Remedy the blight on Portlands skyline

My View • City must take a hard look at illegal signs that dot the landscape
by: L.E. BASKOW Lynn Hanrahan, co-owner of the Mirador Community Store, was forced to cover half of a mural on her building's wall between July 2004 and October 2009 so the mural wouldn't violate city regulations. Community murals are protected in Portland, but a My View writer believes the lack of enforcement has allowed other types of signs to be displayed illegally.

For anyone driving about the heart of Portland, the expansion and proliferation of enormous signs is impossible to ignore. This visual onslaught is most apparent along our interstate highways and primary streets, and at the Willamette River bridgeheads.

In recent times, large painted wall signs appeared. Then they were enlarged. Then they were replaced by vinyl sheets and high-powered lighting. Then these vinyl signs expanded further. They've been placed not where most fitting, but where the highest visibility and traffic counts yield the greatest revenue.

Most of these signs have been erected and managed by sophisticated companies. Were these expansions undertaken with proper approvals, they might be considered undesirable by some, but not reprehensible. However, this is not the case.

A number of these sign locations were enabled at a smaller size as a result of a mid-1990s legal attack on the city by certain sign companies. They exploited a state constitutional infirmity in the city's sign code that was originally emplaced to allow community murals and limit other types of large signs.
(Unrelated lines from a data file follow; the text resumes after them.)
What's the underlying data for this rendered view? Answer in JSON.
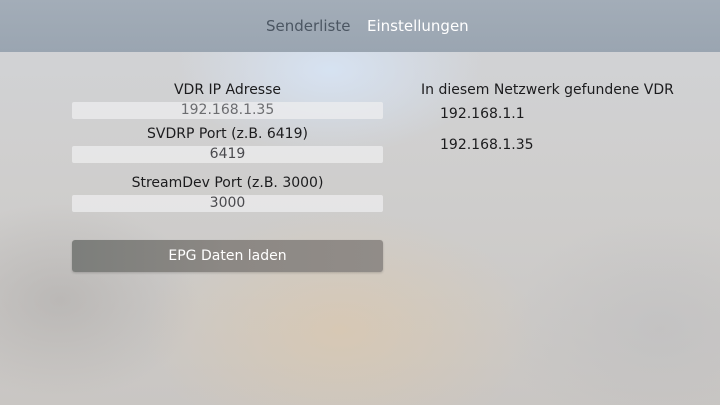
{
  "tabs": [
    {
      "label": "Senderliste",
      "selected": false
    },
    {
      "label": "Einstellungen",
      "selected": true
    }
  ],
  "settings": {
    "vdr_ip": {
      "label": "VDR IP Adresse",
      "value": "192.168.1.35"
    },
    "svdrp_port": {
      "label": "SVDRP Port (z.B. 6419)",
      "value": "6419"
    },
    "streamdev_port": {
      "label": "StreamDev Port (z.B. 3000)",
      "value": "3000"
    },
    "load_button": "EPG Daten laden"
  },
  "discovered": {
    "title": "In diesem Netzwerk gefundene VDR",
    "items": [
      "192.168.1.1",
      "192.168.1.35"
    ]
  }
}
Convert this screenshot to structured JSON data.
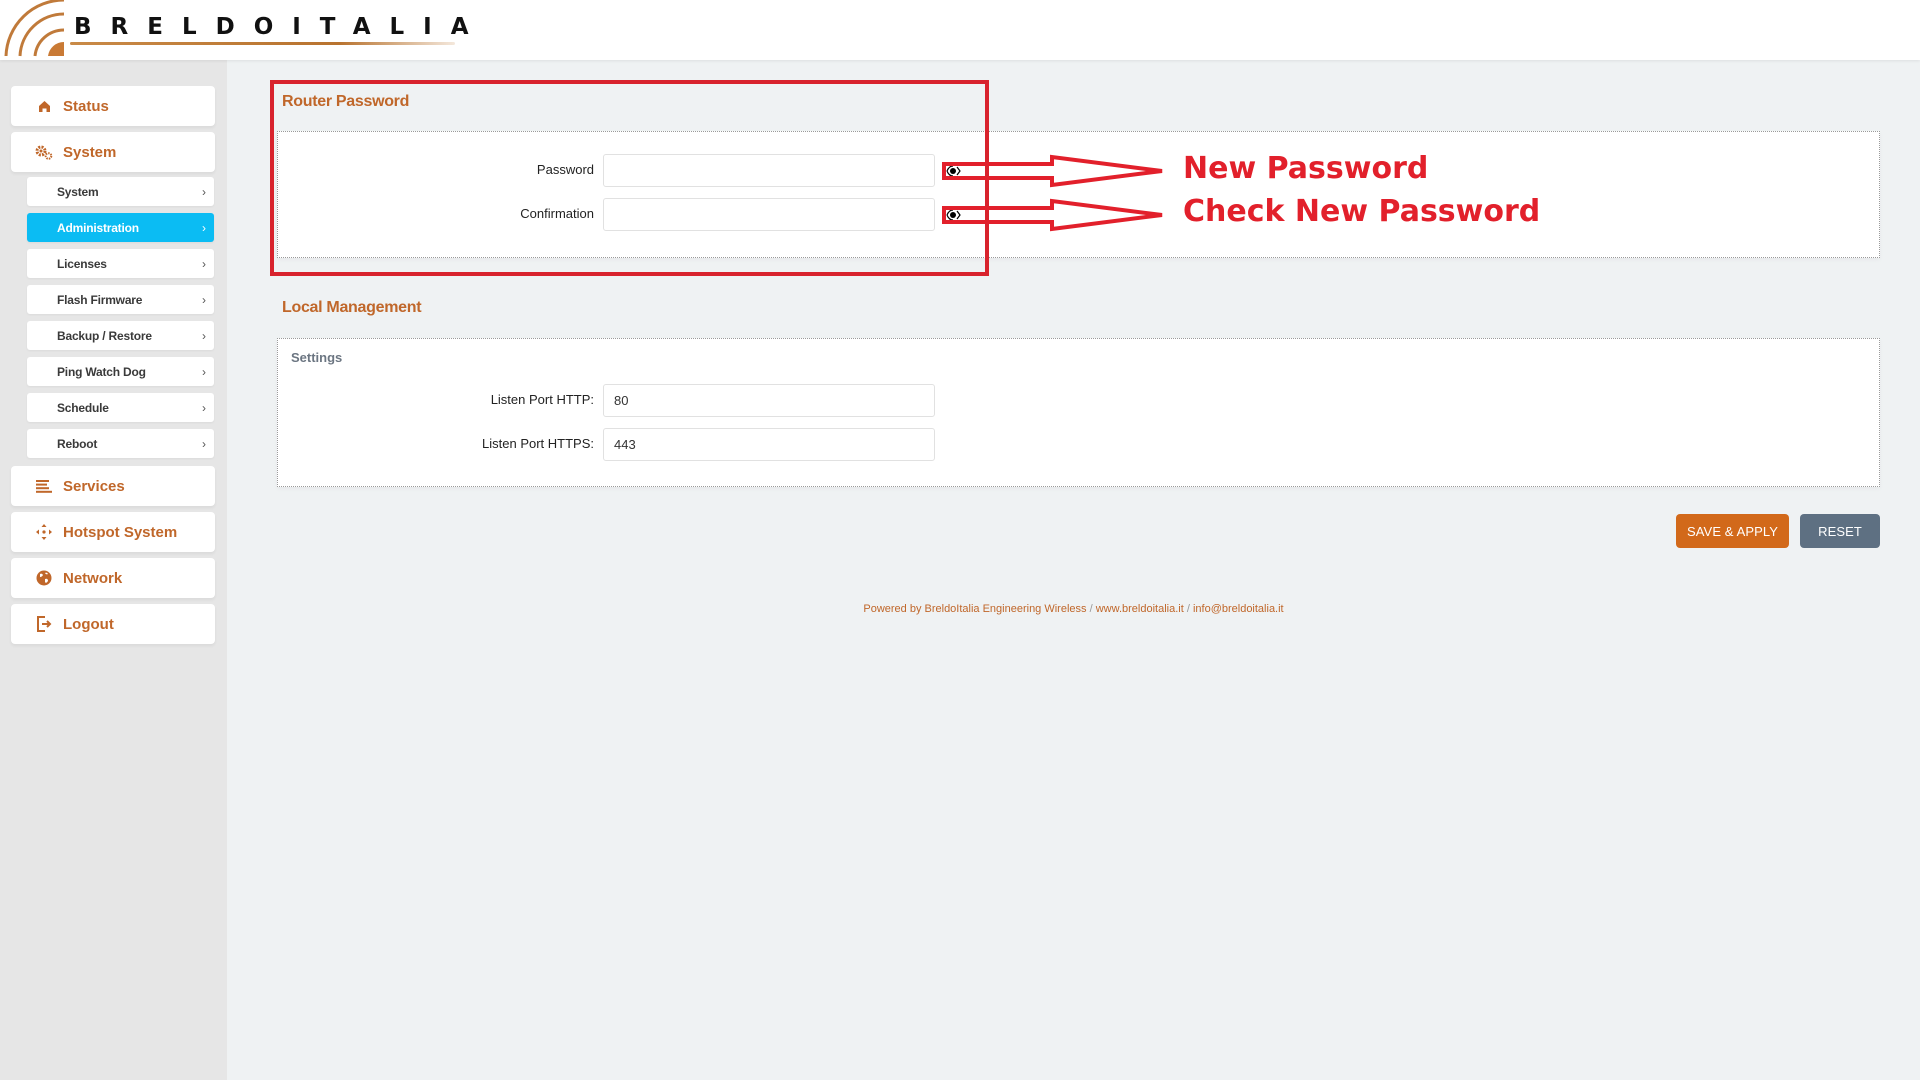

During this period, sign companies combed major traffic streets, establishing potential rights by placing elements such as roses and butterflies on building walls throughout the city.

Ultimately, the courts allowed the sign entities the rights to signs at the size requested prior to litigation or otherwise established (such as the roses and butterflies), while empowering the city to continue to regulate changes to the signs and restrict future requests. Additional signs, and the expansion and change in technology of these others, have all occurred since without approvals, and with impunity.

Building billboards

The city of Portland has limited enforcement capacity in these economically and staff-challenged times. These companies - with full knowledge of the regulations applicable to their industry - have chosen to take advantage of the city's limited resources in order to further illegally expand their sign programs and increase their revenue. In doing so, they are taking advantage of all of us.

The outdoor advertising industry prefers vinyl signs to paint. The vinyl is cheaper than hand-crafted paint. Once the system is up, the vinyl signs can be changed out more readily, thus allowing more cycling of new advertisers. It thereby renders the building into less of a canvas, and more of a conventional billboard.

Other implications of this are that the vinyl signs, in addition to being shinier and brighter than painted signs and thus more distracting from the building, are also competing more aggressively with other forms of advertising. The types and forms of message on these signs tend to be busier and flashier, simply borrowed and scaled-up from print advertising. The painted signs, because of their higher investment and lifespan, have typically been composed in a manner with more 'stylistic permanence.'

Many of these building-encompassing signs are on historic landmark buildings. The new technology - attached banner-type vinyl signs tied to a cable system - requires drilling into these structures. In the case of historic buildings; they're typically brick. The material is fragile, and the systems are not applied with specific concern to minimizing damage to the brick and mortar. Potentially irreparable harm is resulting to these most cherished and protected structures.

Furthermore, unlike painted signs that were historically applied to such buildings in the past, the vinyl signs completely obscure the pattern of material and changes to these buildings over time (such as old bricked in openings), which tell some of the buildings' 'story.'

Sweeping violations

The city of Portland has enforcement and fining authority. They have used this authority in the past. However, this has been on a case-by-case basis. The reason for this is simple. Enforcement of sign and zoning regulations is anonymously complaint-driven. This is appropriate. The city has never had the resources to proactively pursue potential compliance issues comprehensively and equitably.

The good news is that - following changes to the sign code in response to the earlier litigation - there was undertaken a complete photographic inventory of all signs in Portland. This survey can now provide a clear baseline for determining which of these new, modified and/or expanded signs are legal and which are not.

There has never before been this kind of sweeping, obvious, institutional violation of city codes. I implore the citizens and enjoyers of Portland who find objectionable this visual assault on our world-renowned urban environment to register complaints about these disruptive encroachments on the city skyline with City Council members and Portland's Bureau of Development Services.

Armed with enough complaints, the City Council might then have the citizen mandate necessary to begin enforcement actions, assign fines and ultimately remove or minimize these illegal signs.

Given the impressive income stream of these signs, many companies would likely continue their activities and absorb the cost of fines for some period, thus costing the city little or nothing (or better still, adding revenue to diminishing reserves) while turning about this unfortunate trend.

Jeff Joslin is a planning and development consultant, and a former land-use manager for the city of Portland.